Após um crescimento de 6,79% em 2018, este ano as exportações brasileiras para os Estados Unidos  tiveram uma alta de 2,78% e somaram US$ 26,950 bilhões. Segundo principal parceiro comercial do Brasil num ranking liderado com ampla folga pela China, o mercado americano foi o destino final de 13,1% das exportações totais brasileiras.

Do lado  das importações, as compras de produtos americanos cresceram este ano 6,29% (contra uma expressiva alta de 16,59% apurada em 2018) e geraram receita no valor de US$ 27,967 bilhões. Nos onze primeiros meses deste ano os Estados Unidos responderam por 17% do volume total importado pelo Brasil.

Ao contrário da China, que concentra as importações de produtos brasileiros em itens básicos, de menor valor agregado (apenas três produtos, soja, petróleo e minérios de ferro responderam por 88,9% das vendas totais brasileiras para o gigante asiático), os Estados Unidos são um dos países industrializados que mais importam manufaturados brasileiros.

Nas exportações por valor agregado, os itens básicos tiveram uma participação de 17,4% nas exportações para os Estados Unidos, no valor de US$ 4,68 bilhões. Apesar da queda de 7,2% comparativamente com 2018, os produtos semimanufaturados responderam por 18,9% nos embarques para o mercado americano, com receitas no montante de US$ 5,1 bilhões. Por outro lado, os manufaturados, com aumento de 13,6%, totalizaram US$ 17,18 bilhões, respondendo por 63,8% das exportações para os Estados Unidos.

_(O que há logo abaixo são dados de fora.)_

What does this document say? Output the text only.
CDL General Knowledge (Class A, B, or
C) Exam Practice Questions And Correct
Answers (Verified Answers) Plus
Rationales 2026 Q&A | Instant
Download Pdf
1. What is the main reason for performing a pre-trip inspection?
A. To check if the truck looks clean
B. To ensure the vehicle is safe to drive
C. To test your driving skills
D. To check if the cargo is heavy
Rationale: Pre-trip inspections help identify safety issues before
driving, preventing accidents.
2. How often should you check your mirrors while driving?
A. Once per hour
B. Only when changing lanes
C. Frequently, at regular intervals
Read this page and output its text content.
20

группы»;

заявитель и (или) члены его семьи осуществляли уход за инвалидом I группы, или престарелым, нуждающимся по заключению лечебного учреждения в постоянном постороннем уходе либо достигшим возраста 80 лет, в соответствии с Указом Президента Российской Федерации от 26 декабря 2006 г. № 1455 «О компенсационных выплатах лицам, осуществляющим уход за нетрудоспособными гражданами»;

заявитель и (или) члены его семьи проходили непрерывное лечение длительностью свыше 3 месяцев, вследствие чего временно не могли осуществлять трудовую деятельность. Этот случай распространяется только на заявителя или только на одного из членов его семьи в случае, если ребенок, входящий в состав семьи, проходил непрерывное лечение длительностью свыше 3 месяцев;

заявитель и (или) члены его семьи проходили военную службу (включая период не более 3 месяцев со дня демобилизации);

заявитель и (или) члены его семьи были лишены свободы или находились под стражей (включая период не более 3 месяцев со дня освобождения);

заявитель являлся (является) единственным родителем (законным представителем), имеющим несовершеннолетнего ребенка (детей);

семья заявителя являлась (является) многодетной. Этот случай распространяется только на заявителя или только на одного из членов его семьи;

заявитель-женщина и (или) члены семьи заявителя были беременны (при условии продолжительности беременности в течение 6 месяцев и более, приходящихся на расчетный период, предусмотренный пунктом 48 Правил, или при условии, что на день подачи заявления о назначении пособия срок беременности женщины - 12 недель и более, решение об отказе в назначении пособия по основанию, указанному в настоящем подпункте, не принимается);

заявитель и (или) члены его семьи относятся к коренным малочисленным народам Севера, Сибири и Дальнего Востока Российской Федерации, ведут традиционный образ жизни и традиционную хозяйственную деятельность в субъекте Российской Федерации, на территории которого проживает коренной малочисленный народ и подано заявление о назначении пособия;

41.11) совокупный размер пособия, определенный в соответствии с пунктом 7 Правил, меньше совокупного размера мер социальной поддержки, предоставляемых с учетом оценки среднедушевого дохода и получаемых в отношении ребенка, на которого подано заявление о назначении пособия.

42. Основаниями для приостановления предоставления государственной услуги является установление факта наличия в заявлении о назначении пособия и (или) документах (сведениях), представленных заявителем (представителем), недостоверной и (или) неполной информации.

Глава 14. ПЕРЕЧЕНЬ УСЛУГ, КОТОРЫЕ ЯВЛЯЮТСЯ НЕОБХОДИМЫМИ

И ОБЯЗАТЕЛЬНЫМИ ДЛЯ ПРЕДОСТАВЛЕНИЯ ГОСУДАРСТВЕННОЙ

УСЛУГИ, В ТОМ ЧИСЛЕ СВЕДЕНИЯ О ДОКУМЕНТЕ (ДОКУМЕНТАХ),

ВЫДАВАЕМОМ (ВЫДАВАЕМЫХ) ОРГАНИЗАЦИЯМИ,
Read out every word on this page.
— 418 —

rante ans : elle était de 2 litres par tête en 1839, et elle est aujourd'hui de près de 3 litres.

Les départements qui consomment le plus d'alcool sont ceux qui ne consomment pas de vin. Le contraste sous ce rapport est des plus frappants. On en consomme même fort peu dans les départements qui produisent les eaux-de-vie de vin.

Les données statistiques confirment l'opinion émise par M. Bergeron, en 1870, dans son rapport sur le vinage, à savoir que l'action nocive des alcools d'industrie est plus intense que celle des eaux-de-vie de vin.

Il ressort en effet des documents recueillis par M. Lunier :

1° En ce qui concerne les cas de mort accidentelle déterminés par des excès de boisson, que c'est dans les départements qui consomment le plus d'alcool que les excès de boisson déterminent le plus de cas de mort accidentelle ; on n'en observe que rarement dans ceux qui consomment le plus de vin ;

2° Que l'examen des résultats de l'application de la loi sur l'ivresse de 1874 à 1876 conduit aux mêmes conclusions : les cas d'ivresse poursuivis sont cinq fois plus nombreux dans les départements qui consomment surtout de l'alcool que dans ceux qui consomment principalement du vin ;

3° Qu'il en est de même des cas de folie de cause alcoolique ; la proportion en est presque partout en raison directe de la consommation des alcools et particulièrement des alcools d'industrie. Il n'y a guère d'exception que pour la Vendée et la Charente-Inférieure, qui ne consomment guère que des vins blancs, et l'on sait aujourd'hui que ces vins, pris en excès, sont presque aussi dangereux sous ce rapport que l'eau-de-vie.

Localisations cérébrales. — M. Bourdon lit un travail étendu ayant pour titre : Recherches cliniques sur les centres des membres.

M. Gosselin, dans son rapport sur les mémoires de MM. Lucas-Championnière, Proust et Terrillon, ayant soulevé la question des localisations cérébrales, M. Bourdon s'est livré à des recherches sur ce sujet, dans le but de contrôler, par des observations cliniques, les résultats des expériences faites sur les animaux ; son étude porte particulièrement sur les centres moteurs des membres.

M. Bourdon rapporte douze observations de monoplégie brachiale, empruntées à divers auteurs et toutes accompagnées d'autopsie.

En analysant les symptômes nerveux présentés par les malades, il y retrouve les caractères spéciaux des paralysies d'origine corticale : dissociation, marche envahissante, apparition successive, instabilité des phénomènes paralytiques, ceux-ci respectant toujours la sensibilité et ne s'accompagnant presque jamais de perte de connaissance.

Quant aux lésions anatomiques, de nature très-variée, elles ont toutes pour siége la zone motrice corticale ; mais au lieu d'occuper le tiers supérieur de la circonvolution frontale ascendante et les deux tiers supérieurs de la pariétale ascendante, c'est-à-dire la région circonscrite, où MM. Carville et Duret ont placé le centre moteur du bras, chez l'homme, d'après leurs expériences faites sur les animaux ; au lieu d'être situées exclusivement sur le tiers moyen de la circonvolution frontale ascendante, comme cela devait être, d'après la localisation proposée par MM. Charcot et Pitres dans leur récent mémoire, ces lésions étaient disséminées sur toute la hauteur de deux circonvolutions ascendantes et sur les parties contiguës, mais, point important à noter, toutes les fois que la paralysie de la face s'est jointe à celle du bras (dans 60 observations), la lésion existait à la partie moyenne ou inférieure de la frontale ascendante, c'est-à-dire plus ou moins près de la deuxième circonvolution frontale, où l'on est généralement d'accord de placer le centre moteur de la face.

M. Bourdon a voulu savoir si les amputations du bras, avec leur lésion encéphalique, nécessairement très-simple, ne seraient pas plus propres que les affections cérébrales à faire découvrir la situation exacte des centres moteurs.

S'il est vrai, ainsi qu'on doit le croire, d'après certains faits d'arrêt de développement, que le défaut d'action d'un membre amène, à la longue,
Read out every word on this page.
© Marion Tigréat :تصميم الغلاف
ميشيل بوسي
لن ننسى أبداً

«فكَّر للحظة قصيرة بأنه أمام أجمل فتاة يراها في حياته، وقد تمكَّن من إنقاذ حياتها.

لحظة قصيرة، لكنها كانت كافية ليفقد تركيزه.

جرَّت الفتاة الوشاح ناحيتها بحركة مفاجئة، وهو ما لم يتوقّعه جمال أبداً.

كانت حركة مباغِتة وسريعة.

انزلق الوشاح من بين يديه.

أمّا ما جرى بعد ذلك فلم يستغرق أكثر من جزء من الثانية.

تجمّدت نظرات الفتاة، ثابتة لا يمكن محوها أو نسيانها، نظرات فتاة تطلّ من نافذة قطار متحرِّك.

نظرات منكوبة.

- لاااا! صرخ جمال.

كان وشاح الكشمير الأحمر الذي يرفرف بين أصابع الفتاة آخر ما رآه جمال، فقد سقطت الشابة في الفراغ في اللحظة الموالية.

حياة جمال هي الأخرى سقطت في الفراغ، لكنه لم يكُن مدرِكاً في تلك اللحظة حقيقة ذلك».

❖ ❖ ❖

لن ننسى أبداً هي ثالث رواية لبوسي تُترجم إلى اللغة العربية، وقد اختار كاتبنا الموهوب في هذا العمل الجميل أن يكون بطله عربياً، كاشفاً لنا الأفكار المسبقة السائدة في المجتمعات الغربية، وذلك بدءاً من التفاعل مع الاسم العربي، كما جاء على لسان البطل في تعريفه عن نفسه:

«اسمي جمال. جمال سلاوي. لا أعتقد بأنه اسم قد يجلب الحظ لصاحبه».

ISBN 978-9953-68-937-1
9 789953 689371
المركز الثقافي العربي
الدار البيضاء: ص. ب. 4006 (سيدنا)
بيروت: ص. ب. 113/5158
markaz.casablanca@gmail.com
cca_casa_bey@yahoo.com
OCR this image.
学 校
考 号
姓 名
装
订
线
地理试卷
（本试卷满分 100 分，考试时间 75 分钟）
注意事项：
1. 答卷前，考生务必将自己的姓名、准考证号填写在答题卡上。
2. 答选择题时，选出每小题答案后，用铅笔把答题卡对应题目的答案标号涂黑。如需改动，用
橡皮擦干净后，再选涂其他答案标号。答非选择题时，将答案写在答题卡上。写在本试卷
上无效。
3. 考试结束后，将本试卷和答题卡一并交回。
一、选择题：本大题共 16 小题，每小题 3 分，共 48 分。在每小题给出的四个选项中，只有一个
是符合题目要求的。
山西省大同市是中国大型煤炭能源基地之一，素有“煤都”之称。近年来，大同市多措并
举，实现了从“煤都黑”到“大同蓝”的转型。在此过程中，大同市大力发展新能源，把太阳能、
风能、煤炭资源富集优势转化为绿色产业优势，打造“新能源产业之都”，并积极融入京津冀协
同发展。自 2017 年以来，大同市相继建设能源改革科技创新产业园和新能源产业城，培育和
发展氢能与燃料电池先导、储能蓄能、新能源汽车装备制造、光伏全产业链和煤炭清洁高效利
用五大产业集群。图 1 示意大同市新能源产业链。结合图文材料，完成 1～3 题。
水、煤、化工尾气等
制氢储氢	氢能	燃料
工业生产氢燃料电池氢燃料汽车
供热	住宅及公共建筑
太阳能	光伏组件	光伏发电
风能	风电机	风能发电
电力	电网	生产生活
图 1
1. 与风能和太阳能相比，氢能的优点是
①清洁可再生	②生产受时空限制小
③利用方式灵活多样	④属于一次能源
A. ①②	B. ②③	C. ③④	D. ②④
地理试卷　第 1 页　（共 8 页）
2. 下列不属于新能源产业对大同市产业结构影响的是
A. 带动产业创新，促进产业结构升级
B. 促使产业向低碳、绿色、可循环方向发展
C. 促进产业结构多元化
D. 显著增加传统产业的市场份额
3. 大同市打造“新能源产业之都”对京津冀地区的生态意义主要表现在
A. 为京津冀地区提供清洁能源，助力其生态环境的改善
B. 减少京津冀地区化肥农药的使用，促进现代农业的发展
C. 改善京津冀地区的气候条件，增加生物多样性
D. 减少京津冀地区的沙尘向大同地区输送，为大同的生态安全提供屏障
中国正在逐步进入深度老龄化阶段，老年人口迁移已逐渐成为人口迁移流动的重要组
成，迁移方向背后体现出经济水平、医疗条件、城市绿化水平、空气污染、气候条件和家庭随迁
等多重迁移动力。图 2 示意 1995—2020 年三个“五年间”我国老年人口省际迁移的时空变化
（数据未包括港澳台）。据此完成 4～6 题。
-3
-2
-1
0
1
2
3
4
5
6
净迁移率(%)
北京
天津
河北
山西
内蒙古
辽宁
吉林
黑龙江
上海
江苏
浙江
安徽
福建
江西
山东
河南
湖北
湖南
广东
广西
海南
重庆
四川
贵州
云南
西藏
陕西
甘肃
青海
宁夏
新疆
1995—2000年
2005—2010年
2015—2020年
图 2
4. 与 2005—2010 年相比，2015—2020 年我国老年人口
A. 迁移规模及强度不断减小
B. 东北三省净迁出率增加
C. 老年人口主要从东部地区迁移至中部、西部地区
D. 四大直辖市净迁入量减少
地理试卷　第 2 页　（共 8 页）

De janeiro a novembro, o petróleo foi o principal item exportado para os EUA, no total de US$ 2,79 bilhões, seguido pelos manufaturados de ferro ou aços, com uma receita  de US$ 2,57 bilhões (participação de 9,6% no total embarcado). Aviões foram o terceiro principal produto exportado para o mercado americano e geraram receita no valor de US$ 1,81 bilhão, o que fez dos Estados Unidos o maior importador dos aviões fabricados pela Embraer em todo o mundo. Entre os cinco principais itens da pauta exportadora para os EUA figuram ainda demais produtos manufaturados (receita de US$ 1,47 bilhão e participação de 5,5% nos embarques totais) e gasolina (US$ 1,13 bilhão, correspondentes a 4,2% do volume total exportado).

Em contrapartida,  os produtos manufaturados responderam por 90,6% das vendas americanas para o Brasil entre os meses de janeiro e novembro. Com uma alta de 6,0%, os produtos industrializados produziram uma receita de US$ 25,33 bilhões, contra US$ 2,28 bilhões obtidos com os embarques de produtos básicos (participação de 8,15%), enquanto as exportações de semimanufaturados totalizaram US$ 358 milhões (participação de 1,28% no total embarcado para o Brasil.